One thing is for sure, however: Mural was an instant hit. Critic Clement Greenberg wrote, “I took one look at it and I thought, ‘Now that’s great art,’ and I knew Jackson was the greatest painter this country had produced.”
So Mr. Greenberg who are you exactly, some literary nobody who in a blinding flash recognizes great art and suddenly you’re famous too, haven’t we seen this act before? Clement took point position for abstract expressionism but lots of popular publications, scholarly treatises, tax sheltering foundations and the mighty NEA were ready to declare figurative art of any sort dead, obsolete, retrograde and boring. In college art classes students were told copying nature was too ‘easy.’ The motives and the mechanics of this reconstruction of the cultural landscape are covered in this blog twice just recently, but the result in any case was to rob the american people of a form of uncensored communication and expression. Was the cultural lobotomy of the populace the main goal or just collateral damage of the cold war rivalry of mirror-image adversaries, it doesn’t matter now.
It’s time to look at art for what’s actually there, and not imagine instead that it represents some many-tiered edifice of successive brilliant conceptual breakthroughs, the world of art like a child's tea-set version of science where real discoveries are made. I don’t care how many zeros go on the price tag, three hundred of the same thing with slight variation isn’t a signature style, it’s a trademark straight away. By now third generation derivations of the modern masters hang in motel rooms and medical facilities everywhere, so that after all these years average people don’t remember what was lost. Well it isn’t going to be that difficult to fix this problem if we each do our parts.

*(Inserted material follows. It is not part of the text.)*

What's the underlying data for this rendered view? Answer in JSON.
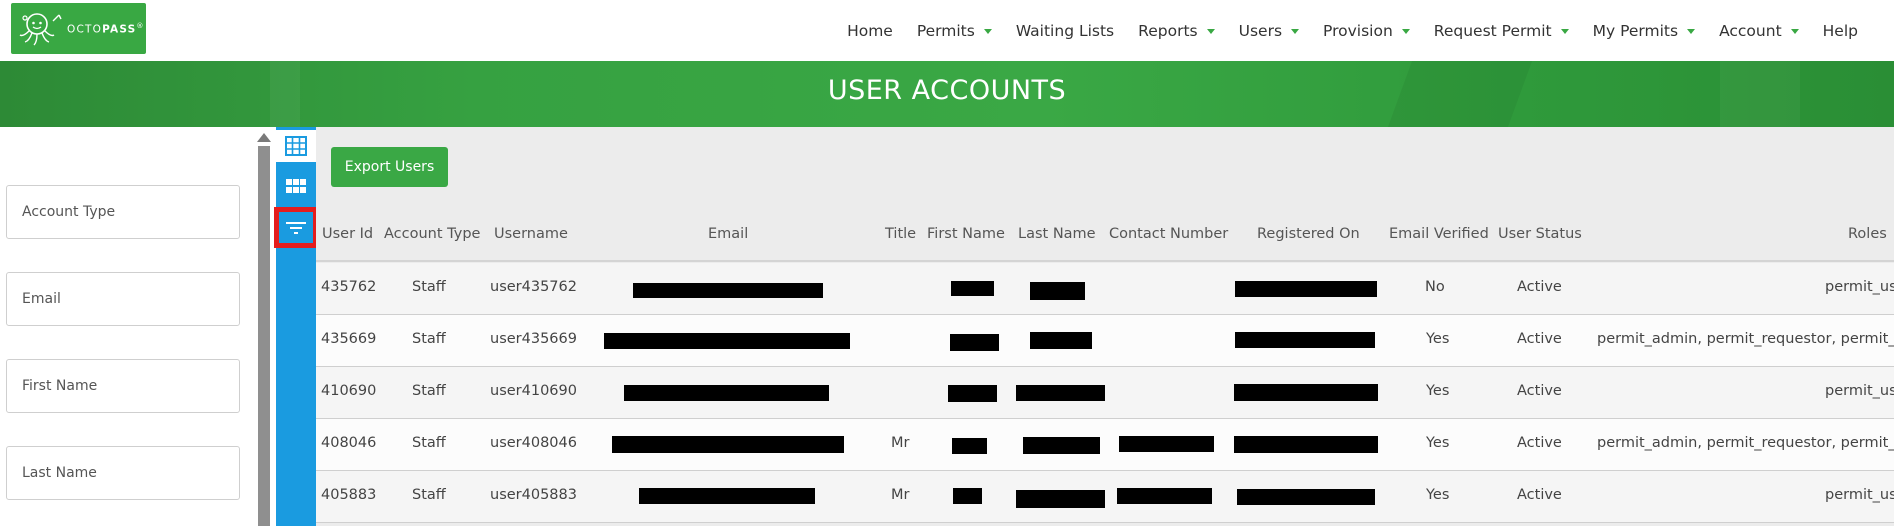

The first thing would be to really recognize Jackson Pollock in his work as alcohol-drenched, nihilistic and defeated, it’s all there. Against the wall in a goodwill store instead of a grand museum, think about it. Average citizens understands this well enough, they have eyes. Well it couldn’t last forever. As soon as some small independent art museum decides to deaccession a Rothko or two and beat the rush, the real value of the industry’s sacred stockpile will be revealed, a hissing balloon, any day. The next thing you can do is to start looking at all the art available in your neighborhood and thereabouts. Pictures of things have voices, and people who look at a lot of art can hear them. When one sings a song you like take it home, it won’t cost millions.